Cette exposition parisienne révèle quatre séries majeures qui illustrent parfaitement sa démarche artistique. Chaque projet photographique témoigne d’une relation privilégiée avec ses sujets, construite sur le respect mutuel et la compréhension profonde des enjeux sociétaux. La photographe privilégie toujours l’authenticité des rencontres humaines plutôt que la recherche d’effets spectaculaires.

Portobelo, miroir des traditions caribéennes

Le village de Portobelo, situé sur la côte caribéenne, occupe une place centrale dans l’œuvre d’Eleta. Résidant dans cette communauté depuis les années 1970, elle documente avec sensibilité le quotidien des Congos, descendants d’esclaves africains. Ces images révèlent la richesse culturelle de cette population souvent méconnue du grand public.

Les clichés de Portobelo constituent sans doute la série la plus emblématique de son travail. Ils témoignent d’une immersion totale dans cette société traditionnelle, où les rituels ancestraux côtoient la modernité naissante. Cette série permet aux visiteurs parisiens de découvrir une facette méconnue de l’Amérique centrale, loin des clichés touristiques habituels.

Série photographique Période Thématique principale
La Servidumbre 1975-1989 Domestiques dans les demeures bourgeoises
Portobelo Années 1970 à aujourd’hui Communauté des Congos
Las Campesinas Vers 1976 Femmes rurales panaméennes
Emberá : Hijos del Río 1998 Peuple indigène des rivières

Sandra Eleta : regards au cœur du Panama, photographe de l'authenticité panaméenne

Entre critique sociale et exploration des inégalités

La Servidumbre, réalisée entre 1975 et 1989, offre un regard critique sur les rapports de domination sociale. Cette série immortalise deux générations de domestiques œuvrant dans les riches demeures espagnoles et panaméennes, à une époque où ces deux nations vivaient sous des régimes dictatoriaux. L’artiste révèle avec subtilité les tensions invisibles qui traversent ces relations de pouvoir.
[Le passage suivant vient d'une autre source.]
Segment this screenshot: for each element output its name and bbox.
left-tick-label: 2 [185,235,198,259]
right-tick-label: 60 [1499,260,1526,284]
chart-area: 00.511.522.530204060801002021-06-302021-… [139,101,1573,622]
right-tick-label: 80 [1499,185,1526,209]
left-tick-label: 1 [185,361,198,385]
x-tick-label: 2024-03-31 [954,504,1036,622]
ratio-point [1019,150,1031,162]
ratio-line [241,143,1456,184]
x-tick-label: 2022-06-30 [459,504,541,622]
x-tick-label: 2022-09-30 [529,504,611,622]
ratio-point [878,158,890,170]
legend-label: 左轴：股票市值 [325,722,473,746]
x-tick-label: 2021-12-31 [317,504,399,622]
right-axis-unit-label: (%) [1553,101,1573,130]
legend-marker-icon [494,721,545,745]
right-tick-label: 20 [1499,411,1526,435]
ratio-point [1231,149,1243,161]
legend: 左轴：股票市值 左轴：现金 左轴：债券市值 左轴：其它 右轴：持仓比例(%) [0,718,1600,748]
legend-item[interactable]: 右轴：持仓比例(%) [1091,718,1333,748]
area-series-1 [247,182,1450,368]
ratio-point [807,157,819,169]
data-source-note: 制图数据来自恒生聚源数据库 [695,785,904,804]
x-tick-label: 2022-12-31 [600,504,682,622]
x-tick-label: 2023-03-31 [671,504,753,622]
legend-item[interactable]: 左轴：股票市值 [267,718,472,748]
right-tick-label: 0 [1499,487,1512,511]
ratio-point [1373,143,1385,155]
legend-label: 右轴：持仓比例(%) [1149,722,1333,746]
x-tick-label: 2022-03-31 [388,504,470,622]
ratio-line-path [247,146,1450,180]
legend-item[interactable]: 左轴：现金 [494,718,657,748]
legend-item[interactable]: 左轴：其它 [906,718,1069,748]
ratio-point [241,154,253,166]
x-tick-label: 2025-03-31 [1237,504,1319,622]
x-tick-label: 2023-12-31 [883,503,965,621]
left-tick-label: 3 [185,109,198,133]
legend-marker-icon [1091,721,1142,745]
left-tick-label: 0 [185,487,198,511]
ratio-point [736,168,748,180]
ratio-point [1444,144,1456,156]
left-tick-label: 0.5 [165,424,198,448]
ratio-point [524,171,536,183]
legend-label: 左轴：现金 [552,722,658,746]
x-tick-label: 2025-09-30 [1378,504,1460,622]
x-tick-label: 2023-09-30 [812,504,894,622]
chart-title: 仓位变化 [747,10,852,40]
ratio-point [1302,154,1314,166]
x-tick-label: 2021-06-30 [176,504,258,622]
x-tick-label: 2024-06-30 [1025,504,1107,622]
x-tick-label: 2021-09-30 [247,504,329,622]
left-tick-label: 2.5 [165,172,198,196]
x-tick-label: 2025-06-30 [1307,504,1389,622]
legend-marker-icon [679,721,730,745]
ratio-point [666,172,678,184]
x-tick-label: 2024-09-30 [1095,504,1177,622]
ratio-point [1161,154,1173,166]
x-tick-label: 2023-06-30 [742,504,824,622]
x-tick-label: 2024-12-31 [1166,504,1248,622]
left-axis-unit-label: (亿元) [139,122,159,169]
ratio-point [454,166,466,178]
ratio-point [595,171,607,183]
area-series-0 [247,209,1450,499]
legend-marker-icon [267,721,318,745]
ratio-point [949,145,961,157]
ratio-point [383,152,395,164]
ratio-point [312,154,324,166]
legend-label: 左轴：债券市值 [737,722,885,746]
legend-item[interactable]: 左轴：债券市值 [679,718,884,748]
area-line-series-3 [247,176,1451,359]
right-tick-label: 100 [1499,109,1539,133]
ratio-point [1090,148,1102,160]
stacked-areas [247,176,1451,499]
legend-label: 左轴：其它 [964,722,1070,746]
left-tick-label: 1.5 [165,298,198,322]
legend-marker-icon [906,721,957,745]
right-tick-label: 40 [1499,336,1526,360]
Les autres séries complètent cette vision sociale : Las Campesinas valorise le travail des femmes rurales vers 1976, tandis qu’Emberá : Hijos del Río documente en 1998 la vie du peuple indigène des rivières. Ces projets photographiques offrent une lecture transversale de la société panaméenne, révélant ses multiples facettes culturelles.

Cette diversité thématique permet aux Parisiens de découvrir un Panama authentique, loin des représentations stéréotypées. Les quatre séries présentées constituent un ensemble cohérent qui révèle la complexité sociale d’un pays en mutation constante. L’exposition s’impose ainsi comme un événement culturel majeur de cette fin d’année dans la capitale française.